While the paper does propose development of a “standard currency” for MOC CME that would “ensure interchangeability of programming between member boards” (the third of four recommendations), Kopelow told MM&M that, “There is no such intention by the ABMS or the ACCME to put the AMA PRA or the AAFP credits or the osteopathic credits—all created by groups of physician organizations for their members—to put all of that out of business.”

MOC is analogous to the AMA’s PRA Category 1 Credit system, he said, and the ABMS white paper, which spells out what CME for MOC should look like, actually recommends the same kinds of attributes that CME has had since the ACCME revamped its accreditation criteria in 2006 to focus on changes in competency, performance and patient outcomes.

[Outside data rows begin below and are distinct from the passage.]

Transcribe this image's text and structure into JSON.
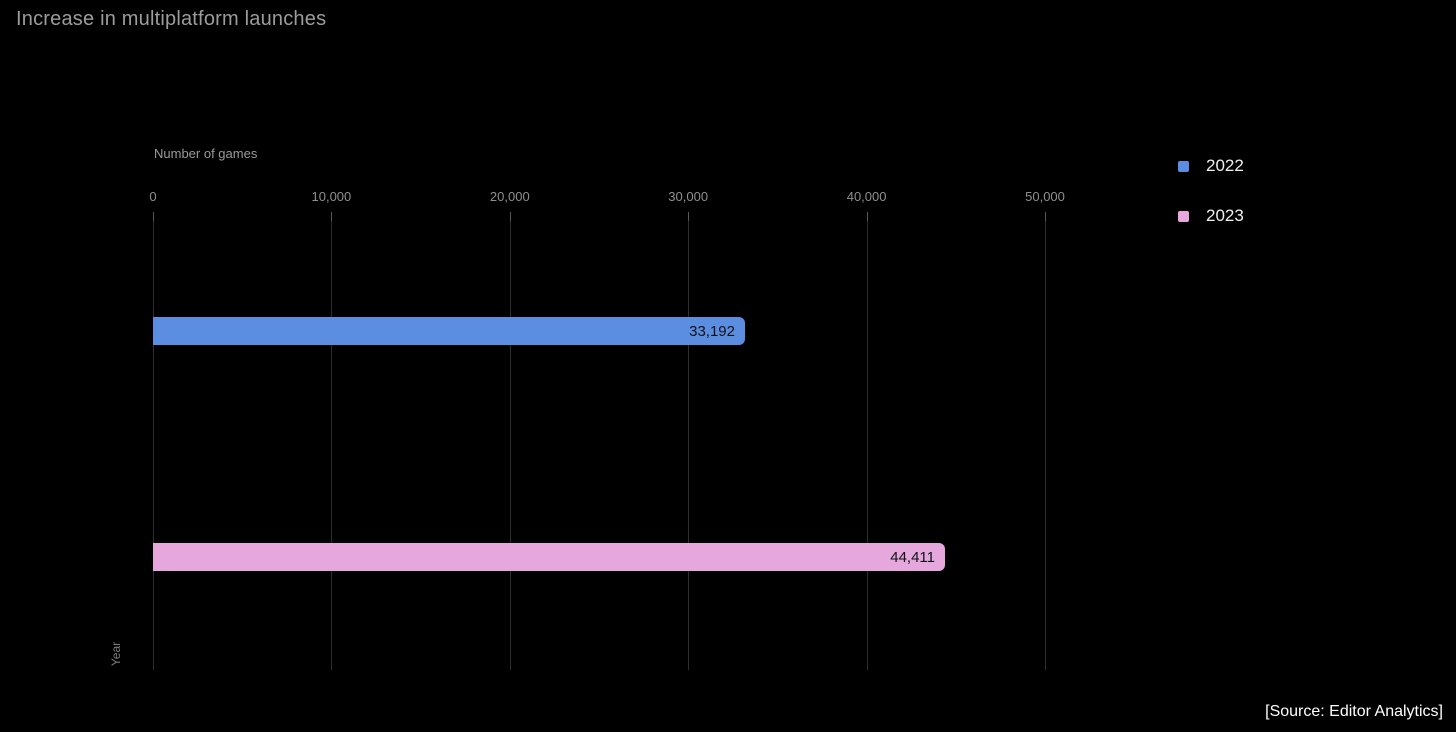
{
  "title": "Increase in multiplatform launches",
  "source_note": "[Source: Editor Analytics]",
  "colors": {
    "background": "#000000",
    "title_text": "#9c9c9c",
    "tick_text": "#8f8f8f",
    "gridline": "#2e2e2e",
    "bar_2022": "#5b8de1",
    "bar_2023": "#e6a7dc",
    "bar_value_text": "#0f1218",
    "legend_text": "#f0f0f0"
  },
  "legend": [
    {
      "label": "2022",
      "color": "#5b8de1"
    },
    {
      "label": "2023",
      "color": "#e6a7dc"
    }
  ],
  "chart_data": {
    "type": "bar",
    "orientation": "horizontal",
    "title": "Increase in multiplatform launches",
    "xlabel": "Number of games",
    "ylabel": "Year",
    "categories": [
      "2022",
      "2023"
    ],
    "values": [
      33192,
      44411
    ],
    "value_labels": [
      "33,192",
      "44,411"
    ],
    "bar_colors": [
      "#5b8de1",
      "#e6a7dc"
    ],
    "xlim": [
      0,
      50000
    ],
    "xticks": [
      0,
      10000,
      20000,
      30000,
      40000,
      50000
    ],
    "xtick_labels": [
      "0",
      "10,000",
      "20,000",
      "30,000",
      "40,000",
      "50,000"
    ],
    "grid": "vertical",
    "legend_position": "right",
    "source": "[Source: Editor Analytics]"
  }
}
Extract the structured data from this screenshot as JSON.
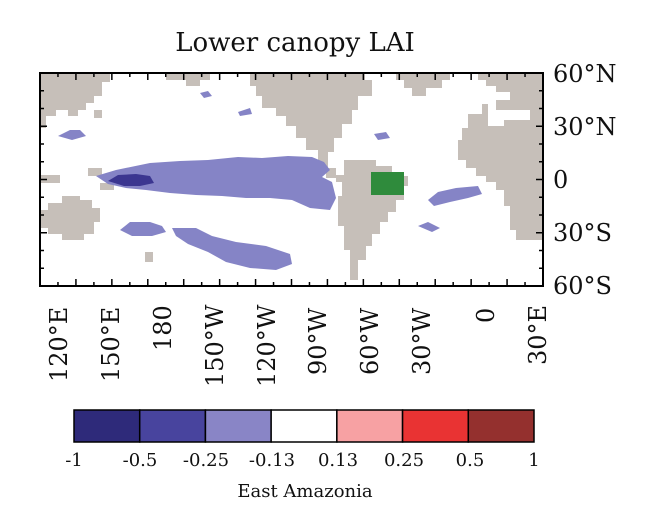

The member boards do retain the right to create their own parallel accreditation systems and their own educational activities, which they sell to diplomats. “It’s our impression that those were created by boards who wanted to get moving with MOC,” Kopelow said.

As to Sullivan’s contention that the paper “could lead to exclusion of commercial support from MOC CME,” the ABMS actually proposes removing commercial influence in order to inspire public trust (recommendation three).

During discussions, representatives from the American Medical Association (AMA) and specialty societies “definitely spoke loudly against another accreditation system, but the message was also loud and clear that CME needs to be of high quality, it needs to be performance-based, evidence-based and free of commercial bias,” said Davis, citing recommendations one and two.

All of this is what the ACCME is asking providers to do today, continued Davis, who is president of the National Institute for Quality Improvement and Education (NIQIE). The challenge, she said, is how can the board be sure that’s actually what’s being delivered?

For instance, the standard AMA format for performance improvement (PI) CME makes it possible for a physician to demonstrate practice improvement. “But,” she said, “there is a gap in terms of the quality of PI CME being developed.”

The ABMS invites interested individuals to submit comments to the white paper’s four recommendations by March 1.